As for LP solver recommendations, two of the best are Gurobi and CPLEX (google them). They are free for academic users, and are capable of solving large-scale problems. I believe they have all the capabilities that you need. You can get sensitivity information (to a perturbation) from the shadow prices (i.e. the Lagrange multipliers).
But I'm more interested in your original problem. As I understand it, it looks like this:
Let S = {1,2,...,N} where N is the total number of functions. y is a scalar. f_{i}:R^{1} -> R^{1}.
minimize sum{i in S} (x_{i} * f_{i}(0))
x_{i}
s.t.
(1) sum {i in S} x_{i} * f_{i}(1) = 1
(2) sum {i in S} x_{i} * f_{i}(y) >= 0 for all y in (2,inf]

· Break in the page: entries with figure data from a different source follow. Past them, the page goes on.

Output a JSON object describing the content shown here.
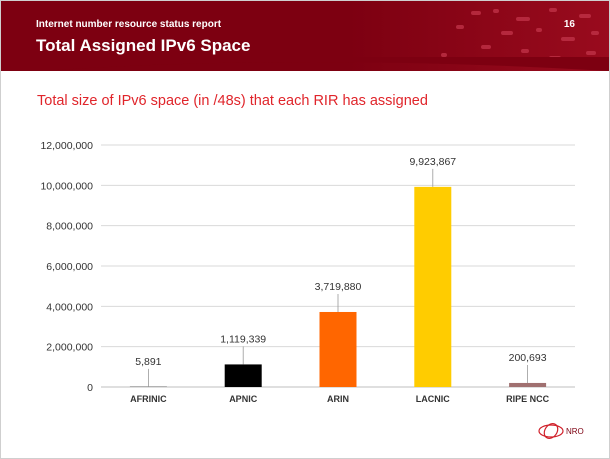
{
  "header": {
    "report_label": "Internet number resource status report",
    "page_number": "16",
    "title": "Total Assigned IPv6 Space",
    "background_color": "#7d0011"
  },
  "subtitle": "Total size of IPv6 space (in /48s) that each RIR has assigned",
  "chart_data": {
    "type": "bar",
    "categories": [
      "AFRINIC",
      "APNIC",
      "ARIN",
      "LACNIC",
      "RIPE NCC"
    ],
    "values": [
      5891,
      1119339,
      3719880,
      9923867,
      200693
    ],
    "value_labels": [
      "5,891",
      "1,119,339",
      "3,719,880",
      "9,923,867",
      "200,693"
    ],
    "colors": [
      "#7f7f7f",
      "#000000",
      "#ff6600",
      "#ffcc00",
      "#a07070"
    ],
    "ylim": [
      0,
      12000000
    ],
    "yticks": [
      0,
      2000000,
      4000000,
      6000000,
      8000000,
      10000000,
      12000000
    ],
    "ytick_labels": [
      "0",
      "2,000,000",
      "4,000,000",
      "6,000,000",
      "8,000,000",
      "10,000,000",
      "12,000,000"
    ],
    "grid": true,
    "title": "",
    "xlabel": "",
    "ylabel": ""
  },
  "footer": {
    "logo_text": "NRO"
  }
}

It just seems to me that you might want to try solve this problem as an convex NLP rather than an LP. Large-scale interior point NLP solvers like IPOPT should be able to handle these problems easily. I strongly recommended trying IPOPT http://www.coin-or.org/Ipopt
From a numerical point of view: for convex problems, warm-starting is not necessary with interior point solvers; and you don't have to worry about the combinatorial cycling of active sets. What you've described as "warm-starting" is actually perturbing the solution -- that's more akin to sensitivity analysis. In optimization parlance, warm-starting usually means supplying a solver with an initial guess -- the solver will take that guess and end up at the same solution, which isn't really what you want. The only exception is if the active set changes with a different initial guess -- but for a convex problem with a unique optimum, this cannot happen.
If you need any more information, I'd be pleased to supply it.
EDIT:
Sorry about the non-standard notation -- I wish I could type in LaTeX like on MathOverflow.net. (Incidentally, you might try posting this there -- I think the mathematicians there would be interested in this problem)
Ah now I see about the "y > 2". It isn't really an optimization constraint so much as an interval defining a space (I've edited my description above). My mistake. I'm wondering if you could somehow transform/project the problem from an infinite to a finite one? I can't think of anything right now, but I'm just wondering if that's possible.
So your approach is to discretize the problem for y in (2,inf]. I'm guessing you're choosing a very big number to represent inf and a fine discretization grid. Oooo tricky. I suppose discretization is probably your best bet. Maybe guys who do real analysis have ideas.
I've seen something similar being done for problems involving Lyapunov functions where it was necessary to enforce a property in every point within a convex hull. But that space was finite.
I encountered a similar problem. I searched the web and found just now that this problem may be classified as "semi-infinite" problem. MATLAB has tools to solve this kind of problems (function "fseminf"). But I haven't checked this in detail. Sure people have encountered this kind of questions.
You shouldn't be using an LP solver and doing the discretization yourself. You can do much better by using a decent general convex solver. Check out, for example, cvxopt. This can handle a wide variety of different functions in your constraints, or allow you to write your own. This will be far better than attempting to do the linearization yourself.
As to warm start, it makes more sense for an LP than a general convex program. While warm start could potentially be useful if you hand code the entire algorithm yourself, you typically still need several Newton steps anyway, so the gains aren't that significant. Most of the benefit of warm start comes in things like active set methods, which are mostly only used for LP.